On peut supposer sans risque que les insectes ne figurent pas en bonne place dans votre menu actuel. Mon but dans ce billet est de vous convaincre qu'ils devraient absolument y figurer.

Que votre objectif soit de reproduire le plus fidèlement possible un régime alimentaire ancestral, de minimiser l'impact écologique de votre consommation alimentaire ou simplement d'optimiser vos propres performances, manger des insectes est tout simplement logique.


Bien qu'elle ait récemment fait l'objet d'un regain d'attention [1], l'entomophagie - la consommation d'insectes - n'a rien de nouveau.


En fait, en tant qu'omnivores, il est probable que nous consommions depuis très longtemps des insectes, la forme de vie terrestre la plus abondante, à l'exclusion des bactéries. Parmi les preuves que nos premiers ancêtres mangeaient des insectes, on en trouve dans les fossiles provenant de grottes [2].

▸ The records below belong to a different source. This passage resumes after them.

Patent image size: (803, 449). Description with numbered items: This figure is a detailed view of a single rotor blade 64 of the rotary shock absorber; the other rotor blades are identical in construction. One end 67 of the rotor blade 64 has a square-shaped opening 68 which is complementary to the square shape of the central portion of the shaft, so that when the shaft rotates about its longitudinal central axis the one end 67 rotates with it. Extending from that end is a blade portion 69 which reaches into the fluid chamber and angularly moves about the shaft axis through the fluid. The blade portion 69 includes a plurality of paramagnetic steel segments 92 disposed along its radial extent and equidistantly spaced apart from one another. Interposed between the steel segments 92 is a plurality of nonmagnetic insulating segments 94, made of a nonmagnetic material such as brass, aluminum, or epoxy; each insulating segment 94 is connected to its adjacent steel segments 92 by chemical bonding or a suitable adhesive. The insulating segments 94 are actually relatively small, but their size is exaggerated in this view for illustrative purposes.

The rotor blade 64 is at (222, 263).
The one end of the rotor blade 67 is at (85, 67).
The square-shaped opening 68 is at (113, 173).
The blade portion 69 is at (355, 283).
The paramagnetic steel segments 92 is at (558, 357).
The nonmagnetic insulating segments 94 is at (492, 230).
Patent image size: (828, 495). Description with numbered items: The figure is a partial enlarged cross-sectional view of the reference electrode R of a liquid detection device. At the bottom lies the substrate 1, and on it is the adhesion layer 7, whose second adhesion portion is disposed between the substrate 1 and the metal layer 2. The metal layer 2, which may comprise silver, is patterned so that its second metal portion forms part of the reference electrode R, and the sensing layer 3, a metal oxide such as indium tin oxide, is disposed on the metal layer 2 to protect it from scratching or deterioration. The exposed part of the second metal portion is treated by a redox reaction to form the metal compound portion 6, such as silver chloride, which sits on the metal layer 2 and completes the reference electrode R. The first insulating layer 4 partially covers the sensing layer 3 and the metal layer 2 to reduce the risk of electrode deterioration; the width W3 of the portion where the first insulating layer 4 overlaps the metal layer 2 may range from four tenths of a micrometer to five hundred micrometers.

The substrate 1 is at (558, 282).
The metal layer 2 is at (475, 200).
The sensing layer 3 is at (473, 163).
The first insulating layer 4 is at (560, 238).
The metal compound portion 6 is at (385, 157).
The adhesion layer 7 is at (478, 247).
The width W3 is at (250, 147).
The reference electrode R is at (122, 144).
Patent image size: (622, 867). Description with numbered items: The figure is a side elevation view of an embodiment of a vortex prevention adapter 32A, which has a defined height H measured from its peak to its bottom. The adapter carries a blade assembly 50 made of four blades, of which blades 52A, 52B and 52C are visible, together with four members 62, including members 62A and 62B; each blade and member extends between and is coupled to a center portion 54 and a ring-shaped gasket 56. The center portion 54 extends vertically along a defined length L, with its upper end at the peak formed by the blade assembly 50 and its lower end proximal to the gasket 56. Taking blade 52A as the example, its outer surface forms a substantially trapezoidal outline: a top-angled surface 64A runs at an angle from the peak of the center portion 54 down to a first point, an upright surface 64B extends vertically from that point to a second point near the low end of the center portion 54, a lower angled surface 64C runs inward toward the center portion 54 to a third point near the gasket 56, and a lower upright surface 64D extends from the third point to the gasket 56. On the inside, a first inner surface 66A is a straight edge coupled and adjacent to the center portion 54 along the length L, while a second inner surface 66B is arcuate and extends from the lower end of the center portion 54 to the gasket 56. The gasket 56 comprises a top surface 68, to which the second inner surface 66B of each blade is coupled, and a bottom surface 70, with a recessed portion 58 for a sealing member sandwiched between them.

Aujourd'hui, 80 % de la population mondiale consomme encore plus de 1 600 espèces d'insectes, de Jing Leed en Thaïlande aux Escamoles au Mexique en passant par Casu Marzu en Italie. Profondément ancrée dans notre histoire en tant qu'espèce, l'entomophagie est aussi primitive que la peinture rupestre (d'autant plus qu'elle est antérieure aux outils).

Il existe d'autres arguments convaincants en faveur de l'entomophagie. Les insectes sont exceptionnellement nutritifs. Ils contiennent jusqu'à 91 % de protéines en poids sec [3], avec des compositions d'acides aminés supérieures à la plupart des autres solutions [4]. Ils constituent une excellente source de graisse et sont riches en acides gras essentiels, l'acide linoléique et l'acide alpha-linolénique [5]. Les insectes ont également tendance à être riches en micronutriments tels que les vitamines B, le bêta-carotène et la vitamine E6. Les grillons, par exemple, contiennent beaucoup plus de fer que le bœuf. D'un point de vue purement nutritionnel, la consommation d'insectes est une évidence. Il existe même des preuves liant un abandon de l'entomophagie dans le Mexique rural à la détérioration de la santé des personnes concernées [7].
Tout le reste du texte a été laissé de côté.